In Ihren Songs haben Sie sich oft auf Frauen-Archetypen und mythische Frauengestalten bezogen. Warum war Ihnen das so wichtig?

Ich finde, dass die christliche Religion den Frauen für ewig lange Zeit nur zwei Optionen offengelassen hat: Man konnte sich entweder am Archetyp der Maria Magdalena oder an dem der Jungfrau Maria orientieren. Ich dachte, nein, so nicht: Das Patriarchat hat die weibliche Psyche von all den anderen Archetypen aus der Antike, die auch Teil unserer Abstammung sind, abgetrennt. Und wenn man all dieser anderen wunderbaren Geschichten und Mythen beraubt wird, wird man eines Instruments für die Entwicklung der Persönlichkeit beraubt. Denn wenn man sich überlegt, wie jemand seine Persönlichkeit weiterentwickelt... da orientieren wir uns an Mentoren und Idolen, schauen nach Hollywood, auf die Figuren aus Filmen, Gedichten oder Songs. Das sind aber auch nur verblasste Abbilder von Archetypen. Und ich finde, wenn man sich da auf die ursprünglichen Quellen rückbesinnt, auf die Vielfalt an antiken Mythen und Archetypen, hat man viel machtvollere Instrumente für die Entwicklung der Persönlichkeit in der Hand.

Sie haben schon mit drei Jahren begonnen, Klavier zu spielen . . .

Meine Mutter sagt, ich habe mit zweieinhalb Jahren angefangen. Sie sagt ich bin damals einfach aufgestanden und habe mit zwei Händen etwas gespielt, das ich vorher auf einer Platte gehört hatte. Einfach so. Ich weiß nur mehr, dass für mich das Klavierspielen einfacher war, als zu sprechen. Meine Mutter dachte, das ist eine einzigartige Gabe und besorgte mir Unterricht. Ich hatte jahrelang eine klassische Ausbildung.

Stimmt es, dass sie als Teenager damit aufhörten, weil die klassische Musik Sie frustriert hat?

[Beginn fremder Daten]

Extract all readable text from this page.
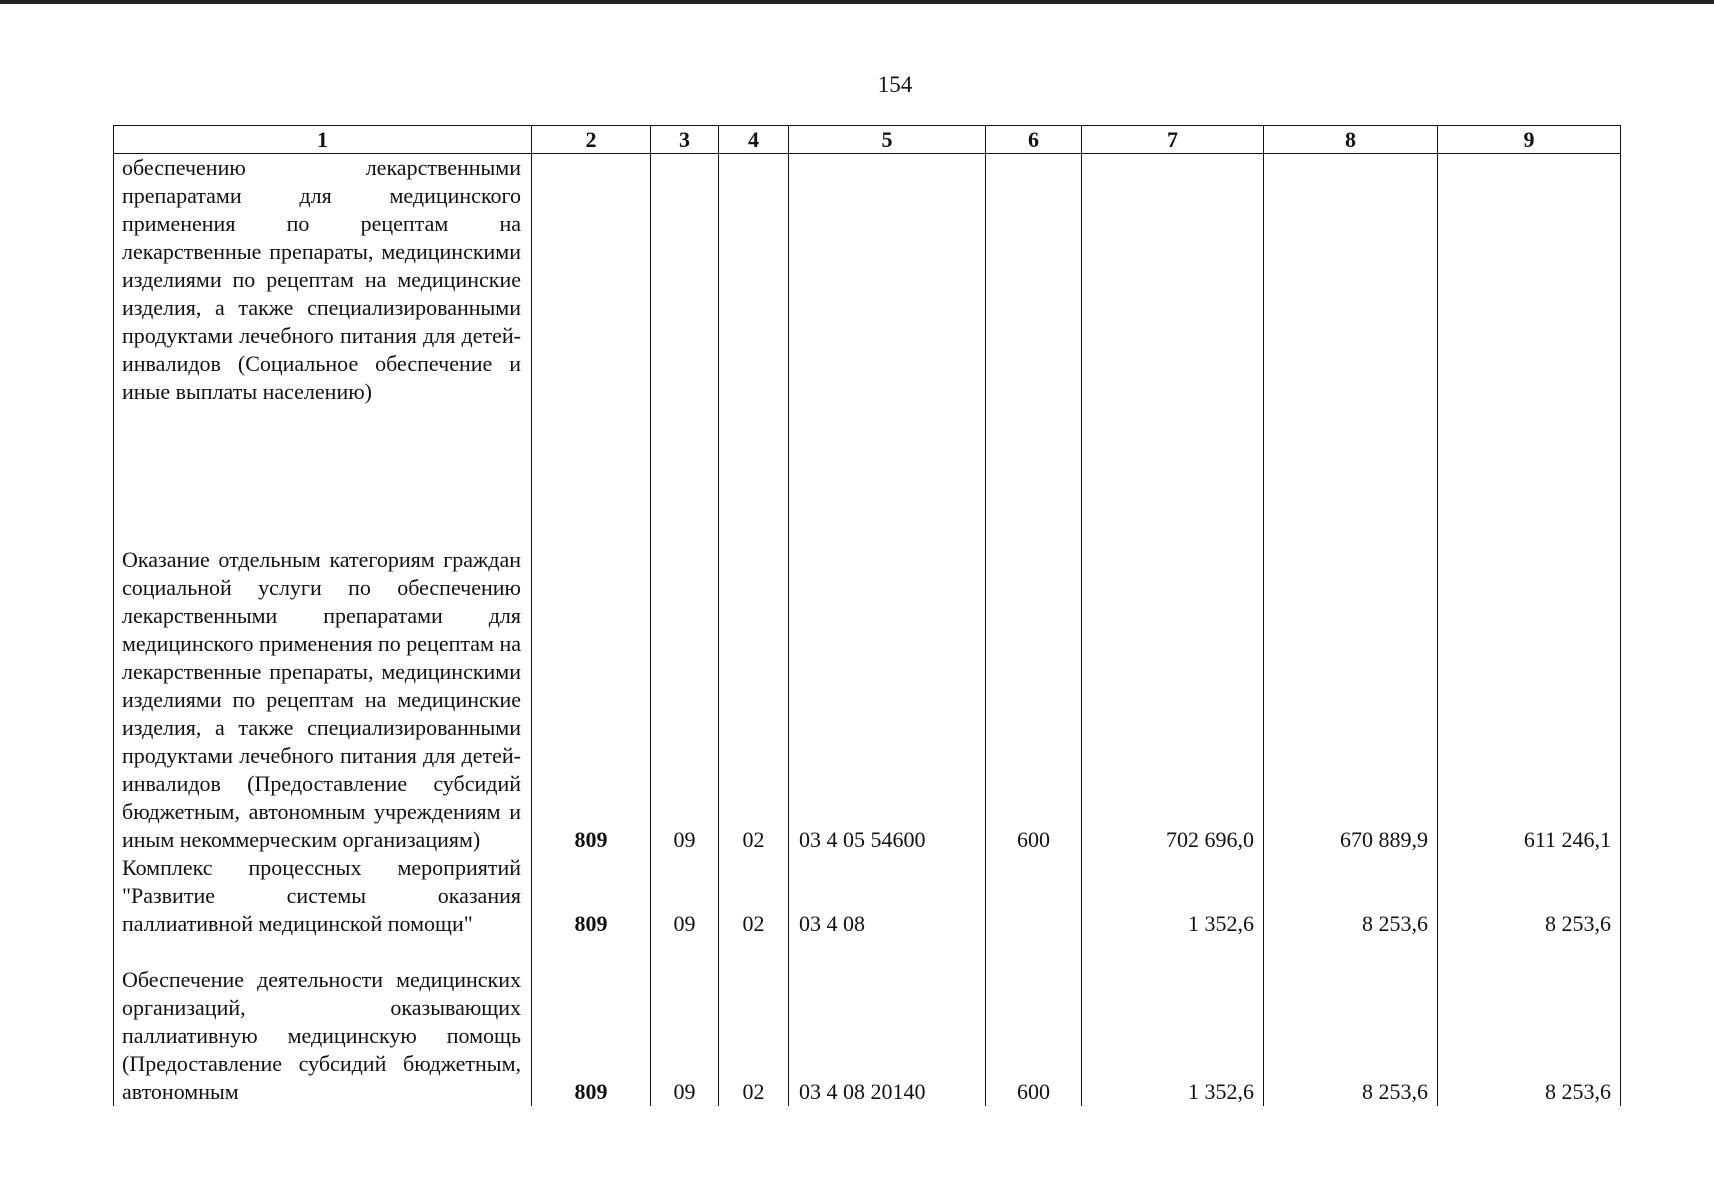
154
1	2	3	4	5	6	7	8	9
обеспечению лекарственными препаратами для медицинского применения по рецептам на лекарственные препараты, медицинскими изделиями по рецептам на медицинские изделия, а также специализированными продуктами лечебного питания для детей-инвалидов (Социальное обеспечение и иные выплаты населению)								
Оказание отдельным категориям граждан социальной услуги по обеспечению лекарственными препаратами для медицинского применения по рецептам на лекарственные препараты, медицинскими изделиями по рецептам на медицинские изделия, а также специализированными продуктами лечебного питания для детей-инвалидов (Предоставление субсидий бюджетным, автономным учреждениям и иным некоммерческим организациям)	809	09	02	03 4 05 54600	600	702 696,0	670 889,9	611 246,1
Комплекс процессных мероприятий "Развитие системы оказания паллиативной медицинской помощи"	809	09	02	03 4 08		1 352,6	8 253,6	8 253,6
Обеспечение деятельности медицинских организаций, оказывающих паллиативную медицинскую помощь (Предоставление субсидий бюджетным, автономным	809	09	02	03 4 08 20140	600	1 352,6	8 253,6	8 253,6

In den 60er-Jahren gab es als Klavierausbildung nur das Konservatorium. Dort wollten sie eine Konzertpianistin, eine Interpretin aus mir machen. Ich wollte aber komponieren. Die Lehrer sagten, weibliche Komponisten kommen in unserer Welt nicht sehr weit ­- und hatten verdammt recht damit. Als klassische Komponistin bekommt man keine Aufträge. Und als mir das als Teenager klar wurde und ich ohnehin streitsüchtig und rebellisch war, hörte ich auf. Dazu kam, dass ich auch offen für zeitgenössische Musik war. Das waren die am Konservatorium nicht. Sie waren offen für Jazz aber zum Beispiel nicht für Joni Mitchell oder für die Beatles. Sie sagten, die wird es in 30 Jahren nicht mehr geben. Deshalb würde ich heute nicht sagen, dass mich die klassische Musik frustriert hat. Mich haben die Lehrer und Professoren frustriert. Also nahm ich mit noch nicht einmal ganz 14 Jahren einen Job in einer Schwulen-Bar an und spielte von da an in Bars und Lounges - 13 Jahre lang. Bis ich meinen Plattenvertrag bekam und "Little Earthquakes" erschien, habe ich so meine Miete bezahlt.

War das einen harte Zeit?

Ich habe zumindest sehr viel gelernt. Vor allem von den schwulen Männern. Die haben mich gelehrt, wie man graziös geht und sitzt, wie man sich wie Jackie Onassis anzieht. Aber dann bin ich nach L.A, habe all das Wissen über Board geworfen, meine Haare struppig wie eine Nutte gestylt und das Rock-Chick gespielt. Die ganze Zeit habe ich Demos ausgeschickt und alle sagten, ein Mädchen am Klavier, das wird nie etwas, spiel doch Synthesizer. Das war die einzige Möglichkeit, einen Plattenvertrag zu bekommen.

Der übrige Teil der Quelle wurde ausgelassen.